Carla raised her eyebrows. “Which part? Where my show was canceled? Or where it turned out my financial manager had embezzled all my money?”

Their waitress interrupted them, taking their dinner orders-a green salad and seared ahi for Carla; calamari, swordfish, and a glass of chardonnay for Adam. Looking at her across the table, he said, “Maybe the part where you triumphed over drugs, moved to the Vineyard, and discovered my father.”

She ignored the sarcasm in his tone. “A long journey,” she said. “It began when I woke up at Betty Ford. It came to me that I might have filmed my last scene as an actress and couldn’t even remember what it was. When I told your father that, I could read it in his face: I’d become what he feared most-a failure, an object of pity. But instead of despising me, all that mattered to him was that it never happen again.”

Adam struggled to imagine this. “That’s more compassion than he ever showed my mother about anything.”

“Maybe so. But Ben was closer to the end of his life than the beginning-too late for failure, but with time to reflect. Maybe I got the best Benjamin Blaine there was.”

Adam wondered if any part of this was true. But with her story of ruin and redemption, and her claim to be innocent of Ben’s intentions, Carla might well make a compelling witness on her own behalf. Probing this, he asked, “What was treatment like?”

“I had to take what they call a ‘fearless moral inventory,’” Carla answered dryly, “and found out how much I had to fear. It’s no fun to discover you’ve lived a wholly self-centered life without developing any sense of self. Or to find out you’ve got no money to fall back on, and no career that would be healthy to resume.

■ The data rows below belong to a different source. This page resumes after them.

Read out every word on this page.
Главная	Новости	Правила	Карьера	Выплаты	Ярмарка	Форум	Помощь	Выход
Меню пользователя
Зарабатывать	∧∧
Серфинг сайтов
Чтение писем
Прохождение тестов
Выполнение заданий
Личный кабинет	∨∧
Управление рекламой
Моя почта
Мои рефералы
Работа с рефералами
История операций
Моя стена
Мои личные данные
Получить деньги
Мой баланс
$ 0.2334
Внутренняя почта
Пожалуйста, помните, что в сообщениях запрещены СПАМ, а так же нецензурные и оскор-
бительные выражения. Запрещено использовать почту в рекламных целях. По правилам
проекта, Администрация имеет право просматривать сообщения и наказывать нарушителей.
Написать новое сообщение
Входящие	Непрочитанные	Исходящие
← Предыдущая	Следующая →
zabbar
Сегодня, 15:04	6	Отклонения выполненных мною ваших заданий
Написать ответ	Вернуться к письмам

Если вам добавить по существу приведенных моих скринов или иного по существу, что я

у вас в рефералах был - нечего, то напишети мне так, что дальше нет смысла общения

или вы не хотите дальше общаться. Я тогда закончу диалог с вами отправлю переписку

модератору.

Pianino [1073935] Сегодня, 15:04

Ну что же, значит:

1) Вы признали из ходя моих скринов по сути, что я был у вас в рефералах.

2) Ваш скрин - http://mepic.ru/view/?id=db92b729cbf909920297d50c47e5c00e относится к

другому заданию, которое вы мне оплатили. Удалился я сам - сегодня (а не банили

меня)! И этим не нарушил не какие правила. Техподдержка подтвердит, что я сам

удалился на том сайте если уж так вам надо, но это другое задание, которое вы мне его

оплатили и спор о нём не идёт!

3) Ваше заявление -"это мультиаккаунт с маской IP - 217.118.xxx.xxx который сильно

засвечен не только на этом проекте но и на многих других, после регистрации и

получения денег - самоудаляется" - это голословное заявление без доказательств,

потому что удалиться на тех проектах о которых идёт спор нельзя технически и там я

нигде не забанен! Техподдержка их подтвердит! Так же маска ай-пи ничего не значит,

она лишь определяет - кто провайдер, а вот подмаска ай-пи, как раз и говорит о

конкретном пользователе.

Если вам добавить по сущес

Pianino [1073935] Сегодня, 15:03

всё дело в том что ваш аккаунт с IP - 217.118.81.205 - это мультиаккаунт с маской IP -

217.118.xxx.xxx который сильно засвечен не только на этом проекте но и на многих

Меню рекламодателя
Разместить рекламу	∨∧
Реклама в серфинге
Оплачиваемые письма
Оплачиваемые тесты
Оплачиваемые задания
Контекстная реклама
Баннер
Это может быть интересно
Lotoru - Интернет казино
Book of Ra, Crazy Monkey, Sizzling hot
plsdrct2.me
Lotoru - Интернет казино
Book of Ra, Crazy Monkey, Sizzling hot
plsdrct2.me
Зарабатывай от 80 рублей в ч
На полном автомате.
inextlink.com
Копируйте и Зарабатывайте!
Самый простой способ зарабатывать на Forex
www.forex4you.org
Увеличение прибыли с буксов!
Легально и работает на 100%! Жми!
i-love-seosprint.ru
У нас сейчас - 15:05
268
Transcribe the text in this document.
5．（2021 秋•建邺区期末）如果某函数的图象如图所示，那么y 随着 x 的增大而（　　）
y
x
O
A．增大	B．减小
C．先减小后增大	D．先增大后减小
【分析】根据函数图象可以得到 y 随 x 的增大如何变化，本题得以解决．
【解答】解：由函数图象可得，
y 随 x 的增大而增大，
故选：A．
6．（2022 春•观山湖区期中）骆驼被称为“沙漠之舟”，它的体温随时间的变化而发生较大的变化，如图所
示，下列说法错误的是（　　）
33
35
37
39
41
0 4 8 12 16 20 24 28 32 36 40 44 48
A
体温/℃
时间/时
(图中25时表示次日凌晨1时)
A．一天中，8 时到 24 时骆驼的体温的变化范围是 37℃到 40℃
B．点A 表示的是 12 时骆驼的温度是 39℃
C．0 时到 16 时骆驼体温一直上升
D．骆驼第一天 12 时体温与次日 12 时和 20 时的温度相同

So I threw myself into therapy and exercise with the same single-mindedness I’d put into acting. That’s what addictive personalities do.”

The waitress brought their appetizers. As the rhythm of their conversation slowed, Adam felt acutely conscious of how strange it was to be with this woman-his father’s lover, the cause of his mother’s humiliation. Over coffee, she finished quietly, “Coming to the Vineyard was a fluke-a fateful one, I know. I needed a place to get stronger, and my actor friends Ted and Mary knew someone with a guesthouse. The last thing I imagined was meeting Ben.”

The phrase contained the hint of an apology. “But you did,” Adam said, “and quickly, too.”

“Not for months, actually. My life was the daily AA meeting in Vineyard Haven, the yoga studio in West Tisbury, a little painting, and reading more books than I had in years-many on psychology. I began to wonder if counseling was a possible career. I’d learned what genuine therapy can do.”

Once more, Adam felt skeptical-a Hollywood ending, he thought, contrived by a woman who had Hollywood in her bones. “Not acting?” he prodded.

Carla sipped her coffee, seeming to weigh her response. “I don’t think so,” she said. “I’m getting used to being a private person, not depending on celebrity to fill the void inside me. One challenge is letting go of who people expect me to be. That’s why I began avoiding the social scene, especially in Chilmark. Too many of those people are insecure, self-referential, and reflexively unkind. Ferreting out intimate facts about others becomes their coin of exchange.”

“You sound like my father,” Adam said. “I remember him saying ‘a more secure bunch would have bored each other to death. Only gossip keeps them going, and gossips make lousy friends.’”

Carla smiled at this. “Ben and I were attracted for a reason, after all. Several, in fact. But celebrity wasn’t one of them.” Her smile vanished. “The last thing I wanted was a return engagement with the National Enquirer. Not that I didn’t know better. But our time together will stay with me, money or no money.”